Due to the angle of approach and lesion morphology, three patients required placement of two ablation probes to achieve full coverage of their lesion. A single lesion in our series measured >1.5 cm, qualifying as an osteoblastoma. These larger lesions were otherwise treated in similar fashion, and outcomes were indistinguishable from the majority of lesions, which were treated with a single probe. Although not necessary for our procedures, microwave ablation probes can be positioned and phased to overlap fields and achieve more efficient, faster heating to treat larger lesions [28].

Microwave ablation has already been shown to be a safe and clinically efficacious treatment of osteoid osteomas in mixed age populations [10,11,12] but have been limited by a small sample size of pediatric patients. The outcomes of this study support that microwave ablation can be successfully used to treat osteoid osteomas in an exclusively pediatric population. The early clinical success rate of 100% in this series is comparable to similarly powered pediatric RFA and cryoablation series [8, 16, 17]. Based on symptoms, there were no instances of osteoid osteoma recurrence over an average follow-up interval of 5 months, which is consistent with findings in studies evaluating microwave ablation treatment of osteoid osteomas in adults [10,11,12]. There were no major complications in this study. The minor complication rate was 17%, within the range of 9.5–22% demonstrated by other studies describing ablative techniques for treatment of osteoid osteomas [8, 17, 18]. Our complications included a single superficial infection at the probe access site and three instances of subjective numbness around the access site, all of which had either resolved or reached subclinical severity at subsequent follow-up.

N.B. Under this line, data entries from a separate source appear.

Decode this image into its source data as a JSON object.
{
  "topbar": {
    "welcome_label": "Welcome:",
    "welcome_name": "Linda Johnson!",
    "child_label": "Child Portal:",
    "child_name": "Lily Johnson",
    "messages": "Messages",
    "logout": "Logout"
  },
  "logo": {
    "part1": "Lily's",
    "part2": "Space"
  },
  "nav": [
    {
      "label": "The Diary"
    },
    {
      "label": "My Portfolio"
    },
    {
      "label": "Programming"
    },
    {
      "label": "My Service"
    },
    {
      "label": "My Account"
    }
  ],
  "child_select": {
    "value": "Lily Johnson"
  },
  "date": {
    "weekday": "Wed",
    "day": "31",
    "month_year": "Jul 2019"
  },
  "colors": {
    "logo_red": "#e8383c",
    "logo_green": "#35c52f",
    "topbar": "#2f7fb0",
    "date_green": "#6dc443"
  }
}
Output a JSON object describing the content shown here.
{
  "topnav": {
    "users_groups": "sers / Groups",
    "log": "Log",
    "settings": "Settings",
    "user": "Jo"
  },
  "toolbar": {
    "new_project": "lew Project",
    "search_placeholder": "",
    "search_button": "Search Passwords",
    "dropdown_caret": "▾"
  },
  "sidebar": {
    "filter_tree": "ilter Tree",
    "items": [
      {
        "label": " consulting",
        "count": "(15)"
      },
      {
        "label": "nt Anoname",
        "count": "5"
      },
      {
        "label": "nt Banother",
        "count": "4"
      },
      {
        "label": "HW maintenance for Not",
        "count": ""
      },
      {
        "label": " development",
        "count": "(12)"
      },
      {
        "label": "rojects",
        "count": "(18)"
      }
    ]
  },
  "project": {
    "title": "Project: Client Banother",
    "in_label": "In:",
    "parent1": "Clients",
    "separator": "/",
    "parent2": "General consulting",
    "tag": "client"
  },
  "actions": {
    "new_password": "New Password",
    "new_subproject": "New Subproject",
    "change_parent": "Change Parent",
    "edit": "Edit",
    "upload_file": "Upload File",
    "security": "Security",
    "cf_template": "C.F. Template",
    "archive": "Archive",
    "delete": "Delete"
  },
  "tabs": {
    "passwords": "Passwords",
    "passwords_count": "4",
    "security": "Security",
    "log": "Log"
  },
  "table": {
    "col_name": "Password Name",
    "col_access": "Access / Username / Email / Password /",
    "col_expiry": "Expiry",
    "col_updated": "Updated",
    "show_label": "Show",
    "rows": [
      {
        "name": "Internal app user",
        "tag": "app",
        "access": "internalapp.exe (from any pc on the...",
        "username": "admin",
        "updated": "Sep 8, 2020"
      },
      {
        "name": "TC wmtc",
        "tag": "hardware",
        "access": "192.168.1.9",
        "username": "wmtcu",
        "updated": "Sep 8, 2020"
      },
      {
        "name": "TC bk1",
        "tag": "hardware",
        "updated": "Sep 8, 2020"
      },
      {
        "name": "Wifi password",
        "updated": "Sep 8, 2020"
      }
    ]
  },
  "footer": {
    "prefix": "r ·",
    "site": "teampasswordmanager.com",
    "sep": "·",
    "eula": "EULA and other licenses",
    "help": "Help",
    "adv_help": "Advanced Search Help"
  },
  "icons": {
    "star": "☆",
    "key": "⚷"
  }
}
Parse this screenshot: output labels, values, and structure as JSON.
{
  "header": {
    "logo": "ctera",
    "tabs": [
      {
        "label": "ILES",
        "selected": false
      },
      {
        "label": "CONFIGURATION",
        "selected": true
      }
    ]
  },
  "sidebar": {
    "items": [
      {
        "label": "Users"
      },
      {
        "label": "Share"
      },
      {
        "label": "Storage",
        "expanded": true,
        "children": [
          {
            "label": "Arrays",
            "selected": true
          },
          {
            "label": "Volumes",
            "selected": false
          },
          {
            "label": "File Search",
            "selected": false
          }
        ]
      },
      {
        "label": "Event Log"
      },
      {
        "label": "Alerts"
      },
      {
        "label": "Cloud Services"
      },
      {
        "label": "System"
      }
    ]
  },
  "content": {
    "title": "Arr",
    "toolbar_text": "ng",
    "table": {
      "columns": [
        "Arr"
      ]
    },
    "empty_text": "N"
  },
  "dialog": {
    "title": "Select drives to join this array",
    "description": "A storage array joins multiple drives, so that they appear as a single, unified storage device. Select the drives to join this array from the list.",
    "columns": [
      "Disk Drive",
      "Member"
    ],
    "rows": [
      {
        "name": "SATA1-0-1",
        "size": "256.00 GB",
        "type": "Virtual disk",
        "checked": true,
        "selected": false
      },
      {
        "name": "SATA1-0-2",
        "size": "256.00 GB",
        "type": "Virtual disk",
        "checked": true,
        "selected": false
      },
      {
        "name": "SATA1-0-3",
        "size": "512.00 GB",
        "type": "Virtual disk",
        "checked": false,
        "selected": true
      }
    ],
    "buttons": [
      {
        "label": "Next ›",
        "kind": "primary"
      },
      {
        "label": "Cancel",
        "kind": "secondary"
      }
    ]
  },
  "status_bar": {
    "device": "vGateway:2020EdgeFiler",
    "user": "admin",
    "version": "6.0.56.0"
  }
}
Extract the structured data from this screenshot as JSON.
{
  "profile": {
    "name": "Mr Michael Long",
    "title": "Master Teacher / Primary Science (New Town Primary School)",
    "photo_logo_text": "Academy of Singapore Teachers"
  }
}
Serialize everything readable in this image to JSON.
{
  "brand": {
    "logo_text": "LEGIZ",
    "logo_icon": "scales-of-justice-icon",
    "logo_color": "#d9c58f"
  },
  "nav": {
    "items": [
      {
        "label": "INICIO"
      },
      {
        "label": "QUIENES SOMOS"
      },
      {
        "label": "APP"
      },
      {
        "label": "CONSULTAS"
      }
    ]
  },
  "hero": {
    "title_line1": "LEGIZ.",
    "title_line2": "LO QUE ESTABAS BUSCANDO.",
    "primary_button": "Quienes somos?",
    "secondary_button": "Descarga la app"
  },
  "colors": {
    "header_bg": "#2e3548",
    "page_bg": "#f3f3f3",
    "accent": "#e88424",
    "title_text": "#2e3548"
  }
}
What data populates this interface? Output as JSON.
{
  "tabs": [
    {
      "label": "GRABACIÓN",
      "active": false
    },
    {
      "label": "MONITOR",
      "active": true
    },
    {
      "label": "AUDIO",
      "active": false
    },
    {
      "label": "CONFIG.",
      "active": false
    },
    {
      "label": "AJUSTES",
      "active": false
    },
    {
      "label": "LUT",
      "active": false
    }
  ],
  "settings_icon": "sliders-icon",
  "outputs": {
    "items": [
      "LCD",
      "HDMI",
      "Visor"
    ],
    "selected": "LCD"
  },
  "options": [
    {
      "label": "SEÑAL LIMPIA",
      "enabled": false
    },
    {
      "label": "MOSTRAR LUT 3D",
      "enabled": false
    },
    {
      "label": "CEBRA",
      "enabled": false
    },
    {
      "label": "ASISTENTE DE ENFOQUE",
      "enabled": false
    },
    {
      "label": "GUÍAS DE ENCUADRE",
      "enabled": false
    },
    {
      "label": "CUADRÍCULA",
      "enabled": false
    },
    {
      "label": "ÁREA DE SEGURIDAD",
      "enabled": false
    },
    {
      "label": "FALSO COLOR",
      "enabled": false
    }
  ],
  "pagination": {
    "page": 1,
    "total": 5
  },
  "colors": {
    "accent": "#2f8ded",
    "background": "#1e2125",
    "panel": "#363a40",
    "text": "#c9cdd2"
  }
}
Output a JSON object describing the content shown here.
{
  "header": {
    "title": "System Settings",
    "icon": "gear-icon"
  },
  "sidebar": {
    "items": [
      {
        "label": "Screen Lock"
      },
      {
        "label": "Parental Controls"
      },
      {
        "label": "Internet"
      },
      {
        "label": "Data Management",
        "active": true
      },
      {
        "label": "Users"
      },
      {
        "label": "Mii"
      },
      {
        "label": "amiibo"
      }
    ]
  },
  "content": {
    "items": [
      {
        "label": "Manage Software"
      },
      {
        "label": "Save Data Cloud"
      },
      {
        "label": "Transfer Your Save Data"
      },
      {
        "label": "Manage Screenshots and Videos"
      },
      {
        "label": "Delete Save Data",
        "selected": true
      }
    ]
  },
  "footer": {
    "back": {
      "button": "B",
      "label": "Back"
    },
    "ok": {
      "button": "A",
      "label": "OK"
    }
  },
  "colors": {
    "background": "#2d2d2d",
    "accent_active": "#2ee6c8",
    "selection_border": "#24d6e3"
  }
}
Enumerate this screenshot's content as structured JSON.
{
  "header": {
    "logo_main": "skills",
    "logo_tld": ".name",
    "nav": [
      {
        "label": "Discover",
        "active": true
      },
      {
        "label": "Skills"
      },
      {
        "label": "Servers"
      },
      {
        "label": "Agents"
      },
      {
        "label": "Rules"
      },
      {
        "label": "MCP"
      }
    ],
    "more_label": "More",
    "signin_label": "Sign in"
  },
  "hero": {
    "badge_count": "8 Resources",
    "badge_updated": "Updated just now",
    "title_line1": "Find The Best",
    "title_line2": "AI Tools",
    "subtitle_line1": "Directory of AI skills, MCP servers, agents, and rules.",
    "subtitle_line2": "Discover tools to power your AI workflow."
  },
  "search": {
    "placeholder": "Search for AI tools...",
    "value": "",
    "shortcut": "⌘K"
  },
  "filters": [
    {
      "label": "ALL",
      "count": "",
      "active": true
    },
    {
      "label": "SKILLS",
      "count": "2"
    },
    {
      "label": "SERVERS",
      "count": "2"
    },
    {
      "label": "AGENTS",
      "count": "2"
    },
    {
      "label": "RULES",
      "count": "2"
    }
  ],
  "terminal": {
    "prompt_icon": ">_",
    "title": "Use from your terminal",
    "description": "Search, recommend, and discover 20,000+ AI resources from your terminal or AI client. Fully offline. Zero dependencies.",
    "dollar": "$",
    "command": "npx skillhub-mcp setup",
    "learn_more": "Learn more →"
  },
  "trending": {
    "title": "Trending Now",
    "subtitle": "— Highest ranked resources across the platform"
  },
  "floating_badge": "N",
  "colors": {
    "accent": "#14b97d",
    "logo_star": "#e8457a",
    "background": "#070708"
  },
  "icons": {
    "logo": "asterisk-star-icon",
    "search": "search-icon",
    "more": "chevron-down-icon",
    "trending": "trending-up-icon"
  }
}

The primary limitation of this study is the retrospective nature and lack of a control group. A larger sample size would add additional power to the results. Although the majority of recurrences of osteoid osteomas following thermal ablation occur in the first 12 months, a recent series demonstrated recurrence of osteoid osteomas up to 1.4 years after initially successful RFA [27, 29]. Our mean follow-up time of 5 months is adequate to assess for initial treatment response but is inadequate to capture late recurrences.

Additionally, the majority of interventions were based on clinical and imaging diagnosis, and were not biopsy-proven osteoid osteomas. Intraprocedural biopsy was not performed due to the increased time and resources required. Although using clinical and imaging features alone is an accepted method of diagnosing osteoid osteoma, it is unclear whether intraoperative consultation with Pathology would have yielded a diagnosis of osteoid osteoma, as some studies have shown that other benign bone diseases may mimic osteoid osteoma [1, 12, 30]. Lastly, bone access in this series was achieved with a relatively large-gauge coring needle as opposed to the smaller Kirschner wires reported in many series. While all clinical benefits have been attributed to microwave ablation, the effects of ablation may have been additive with mechanical disruption and excision, similar to techniques shown to be effective as stand-alone treatment [31].

Conclusion

This study demonstrates that microwave ablation is a safe and efficacious technique for treating pediatric osteoid osteomas. The theoretical advantages of this technique require further study to determine non-inferiority to other established techniques and to evaluate long-term clinical response. Specific areas of future research could include determining the specific benefit of faster ablative techniques on procedural and anesthetic duration.